21 Maret 2020

Tumpang Sari Bawang Merah dan Cabe

Pada setiap penanaman kami sering kali menyarankan pada mitra kami untuk melakukan sistem tanam Tumpang sari, karena selain menghemat lahan juga keuntungan menjadi berlipat. Memang ada resiko yaitu pertama tingkat kerimbunan dan perawatan pun menjadi ekstra tetapi tetap terjadi efisiensi kerja. Mudah mudahan hal ini menjadi inspirasi bagi petani yang hingga saat ini masih senang dengan sistem monokulture.

Pada kesempatan ini kami mengikuti perkembangan mitra baru kami dari Aceh Pidie dan juga dipantau intensif oleh mitra senior kami pk. Maemudin yang juga dari Pidie. Tanaman yang ditanam bawang merah dan cabe keriting. Mari kita simak kegiatannya.

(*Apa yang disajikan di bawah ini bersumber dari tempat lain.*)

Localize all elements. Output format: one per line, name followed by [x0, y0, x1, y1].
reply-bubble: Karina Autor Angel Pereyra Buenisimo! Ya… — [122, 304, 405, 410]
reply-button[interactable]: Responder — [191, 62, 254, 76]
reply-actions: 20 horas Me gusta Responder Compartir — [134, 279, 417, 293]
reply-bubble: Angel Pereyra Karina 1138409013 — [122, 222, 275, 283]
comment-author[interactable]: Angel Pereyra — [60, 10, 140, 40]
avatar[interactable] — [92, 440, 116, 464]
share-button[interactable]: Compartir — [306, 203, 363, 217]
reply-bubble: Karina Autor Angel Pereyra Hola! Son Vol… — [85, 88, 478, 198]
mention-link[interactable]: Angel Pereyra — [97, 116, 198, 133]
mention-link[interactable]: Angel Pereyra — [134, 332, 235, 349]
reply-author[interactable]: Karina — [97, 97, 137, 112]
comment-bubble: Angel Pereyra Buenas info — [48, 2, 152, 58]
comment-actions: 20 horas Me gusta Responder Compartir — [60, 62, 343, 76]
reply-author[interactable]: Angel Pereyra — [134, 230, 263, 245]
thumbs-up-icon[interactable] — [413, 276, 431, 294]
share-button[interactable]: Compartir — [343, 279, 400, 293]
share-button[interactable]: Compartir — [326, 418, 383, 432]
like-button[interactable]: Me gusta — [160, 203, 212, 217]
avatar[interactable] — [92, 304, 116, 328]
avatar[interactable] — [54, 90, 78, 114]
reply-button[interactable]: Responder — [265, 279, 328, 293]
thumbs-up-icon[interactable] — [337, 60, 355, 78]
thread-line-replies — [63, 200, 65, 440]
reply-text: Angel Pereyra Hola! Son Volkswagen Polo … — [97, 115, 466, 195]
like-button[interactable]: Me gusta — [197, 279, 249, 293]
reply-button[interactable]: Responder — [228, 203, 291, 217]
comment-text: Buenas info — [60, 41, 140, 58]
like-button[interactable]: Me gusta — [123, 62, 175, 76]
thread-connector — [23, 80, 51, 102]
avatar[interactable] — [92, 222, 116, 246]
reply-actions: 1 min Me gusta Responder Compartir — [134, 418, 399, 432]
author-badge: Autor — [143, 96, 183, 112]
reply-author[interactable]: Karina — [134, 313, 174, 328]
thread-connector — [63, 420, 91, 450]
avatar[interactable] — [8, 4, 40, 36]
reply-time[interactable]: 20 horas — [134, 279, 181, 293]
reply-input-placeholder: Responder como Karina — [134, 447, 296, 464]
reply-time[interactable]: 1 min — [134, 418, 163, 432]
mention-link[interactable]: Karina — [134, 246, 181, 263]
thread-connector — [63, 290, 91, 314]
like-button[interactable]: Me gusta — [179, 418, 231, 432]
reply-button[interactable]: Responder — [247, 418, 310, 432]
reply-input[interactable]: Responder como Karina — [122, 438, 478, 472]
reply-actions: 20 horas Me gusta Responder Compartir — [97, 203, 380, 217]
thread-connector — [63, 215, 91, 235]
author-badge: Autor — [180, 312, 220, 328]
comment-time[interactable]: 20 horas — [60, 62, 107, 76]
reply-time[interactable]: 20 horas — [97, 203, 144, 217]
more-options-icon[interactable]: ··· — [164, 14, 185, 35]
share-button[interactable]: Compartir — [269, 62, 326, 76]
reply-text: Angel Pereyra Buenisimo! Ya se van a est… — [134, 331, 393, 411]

Bawang merah ditanam duluan beberapa hari setelah agak besar cabe keriting mulai ditanam juga. Diperlukan ketelatenan terutama pada saat tanaman menghadapi masalah yang berbeda, sebagai contoh pada saat tanaman bawang sedang ada serangan cendawan ‘moler atau Nginul’, yang secara automatis memerlukan penanganan ekstra pada segi fungisidanya. Sedangkan pada waktu yang bersamaan tanaman cabe terkena keriting daun yang Nota bene sangat perlu di beri nutrisi pertumbuhan yang cepat (di gas).

Dalam kondisi demikian tanaman bawang tidak mau di gas sedang tanaman cabe sangat memerlukan ‘gas’,disinilah diperlukan pengalaman ‘mengemudi’ yang mumpuni bagi ‘drivernya’, karena salah ambil langkah salah satu tanaman terkorbankan.

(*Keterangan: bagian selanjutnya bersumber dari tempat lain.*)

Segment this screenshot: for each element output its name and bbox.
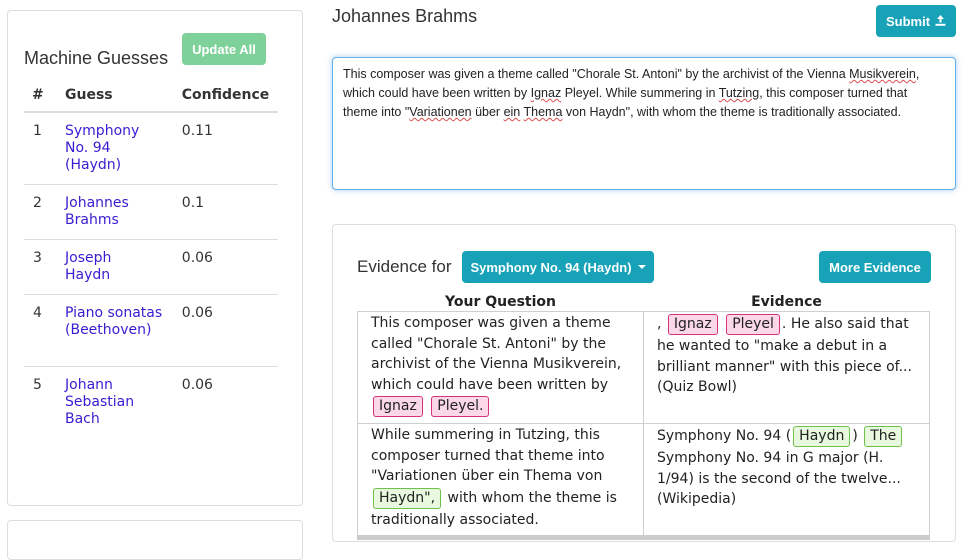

Pada saat tanaman bawang merah sudah memasuki usia sekitar satu bulanan, tanaman cabe baru berusia 10 harian, pertumbuhan tanaman perlu di kontrol ekstra terutama dalam pengambilan keputusan aplikasi yang harus tepat. Pemberian dan penerapan produk produk kami berdampak pada keseimbangan tanaman dan juga kesehatan kedua tanaman tersebut.

Kami dari Garut membantu petani dalam menerapkan cara aplikasi produk produk kami yang dikolaborasikan dengan produk produk kimia dalam dosis rendah. Selain itu bantuan dan kontroling dari mitra senior kami di Pidie pak. Maemudin memberikan input dan motivasi tersendiri bagi petani pemula kami.

Pada saat panen tiba mitra dan kami sangat senang karena hasilnya sangat memuaskan karena selain bisa menjual umbinya di daerah Pidie ini, daunnya yang masih segar segar pun ikut laku terjual. Ukuran buah dan warna sudah masuk grade yang memuaskan apalagi hingga berakhir musim tanam cabe daun bawangnya masih utuh, terhindar dari busuk daun dan ulat bawang.

Selanjutnya kami bersiap untuk perawatan cabe merah keriting yang menyisakan ulat, namun walaupun demikian tetap untuk tidak panik tetap stabil karena untuk berikutnta kita tinggal fokus pada perawatan satu tanaman saja yaitu, Cabe.